Private school in Bishopville, South Carolina, United States

Lee Academy, formerly Robert E. Lee Academy, is a co-educational private school in Bishopville, South Carolina, United States. It was established in 1965 as a segregation academy and continued to serve an overwhelmingly white student body in the 2000s, with only three black students among a student body of more than 250 in 2018.

== History ==
Prior to 1965, Bishopville High School served white students, while black students attended Dennis High School three blocks away. In 1965, the Federal government mandated the integration of public schools in South Carolina. In response, many segregation academies like Robert E. Lee Academy were established by white parents so their children could continue with a segregated education. The school was named after Confederate general Robert E. Lee. According to SCISA founder Tom Turnipseed, Robert E. Lee academy was part of a pattern to oppose integration by founding segregated private schools, and naming them after Confederate leaders.

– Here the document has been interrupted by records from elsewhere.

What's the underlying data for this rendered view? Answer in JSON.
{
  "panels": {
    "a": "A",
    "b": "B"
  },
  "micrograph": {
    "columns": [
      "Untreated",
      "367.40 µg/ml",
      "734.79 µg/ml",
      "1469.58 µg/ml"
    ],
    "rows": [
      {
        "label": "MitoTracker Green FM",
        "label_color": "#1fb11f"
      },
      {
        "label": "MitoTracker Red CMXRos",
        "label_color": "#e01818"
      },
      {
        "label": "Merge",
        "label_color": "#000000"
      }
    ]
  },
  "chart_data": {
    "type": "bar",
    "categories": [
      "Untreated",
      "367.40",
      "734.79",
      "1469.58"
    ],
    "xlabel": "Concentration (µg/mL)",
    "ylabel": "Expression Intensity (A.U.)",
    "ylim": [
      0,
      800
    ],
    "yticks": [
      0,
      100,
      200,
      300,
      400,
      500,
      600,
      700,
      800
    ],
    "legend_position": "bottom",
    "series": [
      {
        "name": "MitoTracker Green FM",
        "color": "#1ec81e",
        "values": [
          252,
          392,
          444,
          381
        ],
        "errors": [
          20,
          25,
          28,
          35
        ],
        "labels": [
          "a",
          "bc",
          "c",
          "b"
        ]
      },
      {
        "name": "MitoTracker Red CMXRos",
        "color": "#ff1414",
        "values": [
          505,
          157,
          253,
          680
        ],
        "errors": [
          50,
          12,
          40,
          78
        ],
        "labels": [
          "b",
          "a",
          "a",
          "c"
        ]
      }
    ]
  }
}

As a result of the support of Lee Academy by Bishopville's white power structure, public schools in Lee county struggled to raise taxes to educate their predominantly black student populations.

As of 2000, the school did not enroll a single black student. In contrast, 92% of students in Lee County Public Schools were black. As of 2018, the school had three black students out of 268 total students.

In the summer of 2020, the school announced plans to change the name to Lee Academy.

== Academics ==
The school is accredited by the South Carolina Independent School Association (SCISA) and is internationally accredited by Cognia. College credits can be earned through Central Carolina Technical College.

== Athletics ==
In 2019, the school won the SCISA 2A championship in baseball.